Proteins are the workhorse molecule inside of a cell and are responsible for the myriad of biological activities that cells undergo to function and survive. Interestingly, a diverse set of proteins also interact with DNA. DNA within our chromosomes is often tightly bundled around proteins that are referred to as the chromatid within the chromosome. These protein-DNA bundles help package the DNA into a compact form within the cell nucleus. Powerful molecular tools and techniques have been developed by researchers to isolate these protein-DNA bundles and other DNA-binding protein complexes for further downstream applications.
Immunoprecipitation using highly specific antibodies to RNA and DNA-binding proteins (e.g. transcription factors), scientists can evaluate the regulation of molecular pathways and better understand gene function in both healthy and disease tissues.

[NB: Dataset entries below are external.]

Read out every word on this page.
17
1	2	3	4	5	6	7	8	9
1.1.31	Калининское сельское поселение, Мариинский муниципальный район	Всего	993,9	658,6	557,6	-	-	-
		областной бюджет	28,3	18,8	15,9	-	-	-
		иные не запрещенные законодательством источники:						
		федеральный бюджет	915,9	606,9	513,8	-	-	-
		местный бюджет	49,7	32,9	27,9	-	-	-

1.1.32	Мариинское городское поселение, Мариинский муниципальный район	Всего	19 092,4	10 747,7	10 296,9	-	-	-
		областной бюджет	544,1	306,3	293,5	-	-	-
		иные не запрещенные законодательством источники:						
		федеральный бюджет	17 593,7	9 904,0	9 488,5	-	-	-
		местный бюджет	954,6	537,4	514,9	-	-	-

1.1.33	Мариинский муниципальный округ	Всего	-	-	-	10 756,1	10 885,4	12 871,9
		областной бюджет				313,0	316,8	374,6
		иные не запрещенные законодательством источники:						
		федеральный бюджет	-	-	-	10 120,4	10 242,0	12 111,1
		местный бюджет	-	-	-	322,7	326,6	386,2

Numerous technologies and methods are currently available to investigate protein-RNA and protein-DNA interactions and are suitable for additional downstream analyses. For example, chromatin immunoprecipitation (ChIP) assays are often used to investigate transcription factor-DNA interactions for gene expression and epigenetic modification studies. Whereas, RNA precipitation (RIP) assays are commonly used to investigate proteins binding to mRNAs, non-coding RNAs, miRNAs, and viral RNAs. A common challenge with immunoprecipitation studies is the specificity and or access of the antibody to the protein of interest. To circumvent some of these issues, researchers will use recombinant protein technology to express modified proteins with unique tags, such as the hemagglutinin (HA) tag, that are recognized with high specificity by the appropriate antibody.
Interestingly, scientists leveraging protein-DNA technologies have devised novel tools and methods for evaluating protein-protein interactions. With high specificity and sensitivity, proximity ligation assay (PLA) technology facilitates in situ detection of endogenous proteins, protein modifications, and protein interactions. Similar to immunoprecipitation techniques, the PLA assay uses highly specific primary antibodies to recognize the two proteins of interest. However, modified oligonucleotide-labeled secondary antibodies, functioning as the PLA probe, are used to bind to the primary antibodies. Only if both proteins are present and nearby will the hybridizing connector oligos join the PLA probes. The addition of ligase forms a closed, circular DNA template. With the newly formed circular DNA template formed, rolling-circle amplification is now possible with the addition DNA polymerase and ultimately generates a greatly amplified signal that is tethered to the PLA probe. The selection of the appropriate protein and nucleic acid interaction technology will largely be determined by the researcher’s downstream application needs.